# Whats the best way to cook squid?



## COOKINGONGAS (Feb 16, 2005)

never cooked before can any one  help..plz


----------



## Catseye (Feb 16, 2005)

Drop it in a volcano.     


Cats


----------



## COOKINGONGAS (Feb 16, 2005)

i will try it one day it sounds nice


----------



## amber (Feb 16, 2005)

There is a thread in the fish forum on squid, or do a search on here for squid which will bring up recipes that have been posted.


----------



## kitchenelf (Feb 16, 2005)

Moved to the Fish and Seafood Forum  8)


----------



## buckytom (Feb 17, 2005)

squid has to be cooked very quickly. if you cook it longer than when it is just cooked thru, it will get tough. i love grilled squid, which is literally cooked for no more than 1 minute on each side on a very hot grill. just skewer the whole cleaned bodies, drizzle with evoo and s & p, and toss on the barbie. it's done before you know it. 
another fav is squid salad, in which the squid are boiled for exactly 1 minute, then plunged in ice water to stop the cooking. then they are tossed in a lemon/raw garlic/celery/evoo/s&p dressing, and served over a bed of chopped tomatoes and lettuce.


----------



## ironchef (Feb 22, 2005)

> squid has to be cooked very quickly.



On the flip side of that, if you don't cook the squid quickly, then you need to cook it for a longer period of time, preferrably in a liquid. Italians have mastered the art of this, using braising, stewing, and "confit" type methods for long-cooking both squid and octopus. FYI, "Polipo" is Italain for Octopus, in the event you want to do a search on Google for any recipes.


----------



## pdswife (Feb 22, 2005)

buckytom said:
			
		

> squid has to be cooked very quickly. if you cook it longer than when it is just cooked thru, it will get tough. i love grilled squid, which is literally cooked for no more than 1 minute on each side on a very hot grill. just skewer the whole cleaned bodies, drizzle with evoo and s & p, and toss on the barbie. it's done before you know it.
> another fav is squid salad, in which the squid are boiled for exactly 1 minute, then plunged in ice water to stop the cooking. then they are tossed in a lemon/raw garlic/celery/evoo/s&p dressing, and served over a bed of chopped tomatoes and lettuce.
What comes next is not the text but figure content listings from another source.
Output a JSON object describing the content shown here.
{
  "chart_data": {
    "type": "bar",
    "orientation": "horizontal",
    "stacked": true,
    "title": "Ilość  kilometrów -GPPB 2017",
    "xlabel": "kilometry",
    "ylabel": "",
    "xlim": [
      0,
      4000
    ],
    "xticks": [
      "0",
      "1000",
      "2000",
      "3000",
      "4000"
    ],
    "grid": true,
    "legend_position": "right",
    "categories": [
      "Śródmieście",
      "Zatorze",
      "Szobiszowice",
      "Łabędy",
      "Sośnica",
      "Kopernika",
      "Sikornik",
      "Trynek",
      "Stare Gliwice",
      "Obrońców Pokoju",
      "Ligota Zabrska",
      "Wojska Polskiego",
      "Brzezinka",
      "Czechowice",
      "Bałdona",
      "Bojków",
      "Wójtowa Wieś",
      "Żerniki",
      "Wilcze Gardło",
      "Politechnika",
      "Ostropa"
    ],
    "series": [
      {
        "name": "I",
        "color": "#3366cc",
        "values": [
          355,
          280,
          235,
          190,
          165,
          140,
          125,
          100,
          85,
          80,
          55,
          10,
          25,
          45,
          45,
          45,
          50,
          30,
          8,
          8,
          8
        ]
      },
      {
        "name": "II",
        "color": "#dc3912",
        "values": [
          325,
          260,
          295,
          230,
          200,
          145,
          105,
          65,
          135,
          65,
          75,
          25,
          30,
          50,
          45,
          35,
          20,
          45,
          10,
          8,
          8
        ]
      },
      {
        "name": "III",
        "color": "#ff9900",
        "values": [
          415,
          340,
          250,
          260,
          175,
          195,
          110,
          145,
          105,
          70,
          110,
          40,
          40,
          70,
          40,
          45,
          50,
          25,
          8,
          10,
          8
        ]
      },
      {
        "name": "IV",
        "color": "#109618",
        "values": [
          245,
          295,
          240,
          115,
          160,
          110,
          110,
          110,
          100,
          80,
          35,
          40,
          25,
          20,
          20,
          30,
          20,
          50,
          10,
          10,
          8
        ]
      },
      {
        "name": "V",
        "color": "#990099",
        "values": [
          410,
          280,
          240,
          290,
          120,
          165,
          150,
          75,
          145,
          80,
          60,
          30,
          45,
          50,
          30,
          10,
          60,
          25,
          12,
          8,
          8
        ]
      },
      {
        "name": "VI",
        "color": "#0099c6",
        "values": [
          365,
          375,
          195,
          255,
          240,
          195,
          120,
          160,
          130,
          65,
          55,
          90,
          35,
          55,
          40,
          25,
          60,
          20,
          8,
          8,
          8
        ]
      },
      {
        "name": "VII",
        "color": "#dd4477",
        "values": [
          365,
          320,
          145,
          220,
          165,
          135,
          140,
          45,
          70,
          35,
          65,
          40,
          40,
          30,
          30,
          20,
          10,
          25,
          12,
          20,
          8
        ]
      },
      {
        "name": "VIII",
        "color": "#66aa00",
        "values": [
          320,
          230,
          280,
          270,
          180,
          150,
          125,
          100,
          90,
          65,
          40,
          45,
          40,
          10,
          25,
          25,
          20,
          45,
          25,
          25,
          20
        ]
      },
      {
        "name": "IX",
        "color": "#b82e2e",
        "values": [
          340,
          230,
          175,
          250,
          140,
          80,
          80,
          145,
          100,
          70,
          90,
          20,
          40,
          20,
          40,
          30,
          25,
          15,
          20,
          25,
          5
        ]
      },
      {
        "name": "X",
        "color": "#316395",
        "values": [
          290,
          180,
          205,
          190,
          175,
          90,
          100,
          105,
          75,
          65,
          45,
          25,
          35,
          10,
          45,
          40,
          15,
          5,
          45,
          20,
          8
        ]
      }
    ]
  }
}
Where is that wonderful stuffed squid recipe that you posted once?  It sounds great.

We bread our squid with egg and panko and then deep fry.  Very nice.  Just don't cook it too long.


----------



## buckytom (Feb 22, 2005)

i posted it under the fish thread pdswife, i think. i'll have to check. it was good, but i would like to get lidia bastianich's actual recipe that inspired me to make it (my version from what i remembered she did on her show) one night.

oh, i should have mentioned that, ironchef. thanks for pointing that out, about the long cooking. i love calamari alla romana, which is squid, cooked forever in a spicy wine based marinara, much like the same dish made with tripe.

i've heard that people in the meditterranean will put octopus in washing machines to bash it around to tenderize it before cooking...


----------



## auntdot (Feb 23, 2005)

In addition to getting the best laugh of the day  from Catseye's comment, I have to agree with her.

It is not that I dislike squid, I just don't think it has much taste.  Have eaten it in a number of ways, even at places where people think it is a specialty, and it just leaves me unimpressed.

Will eat almost all seafood and fish (when I lived in NYC loved the scungilli sold in little Italy).  Adore raw clams and oysters, even enjoy the jellyfish served in Chinese restaurants.  Love sashimi, hardly ever order sushi, because I prefer the sashimi platters.

Sorry I know many people adore squid.  I just don't get the stuff (or octopus for that matter).

But the idea of putting squid into a volcano sounds promising.  If ya gotta appease the gods with something, squid are a lot cheaper and easier to get than, well, the traditional fare.


----------



## kitchenelf (Feb 23, 2005)




----------



## squidfish (Mar 23, 2005)

*Squid recipes*

If you are after more squid recipes then you might like to check out the following page. I hope you find it useful.

http://www.squidfish.net/squidrecipes.shtml

Kind Regards,

Glen


----------



## pdswife (Mar 23, 2005)

Thanks for the link Glen.  One can never have toooo many recipes.


----------



## squidfish (Mar 23, 2005)

I have not tried all of those squid recipes (because there is well over a hundred listed!) so if anyone does give them a go I would be very interested to hear if they are actually any good! Best of luck.

Cheers Glen


----------



## -DEADLY SUSHI- (Mar 23, 2005)

Cook it quick in a chicken garlic broth liquid.


----------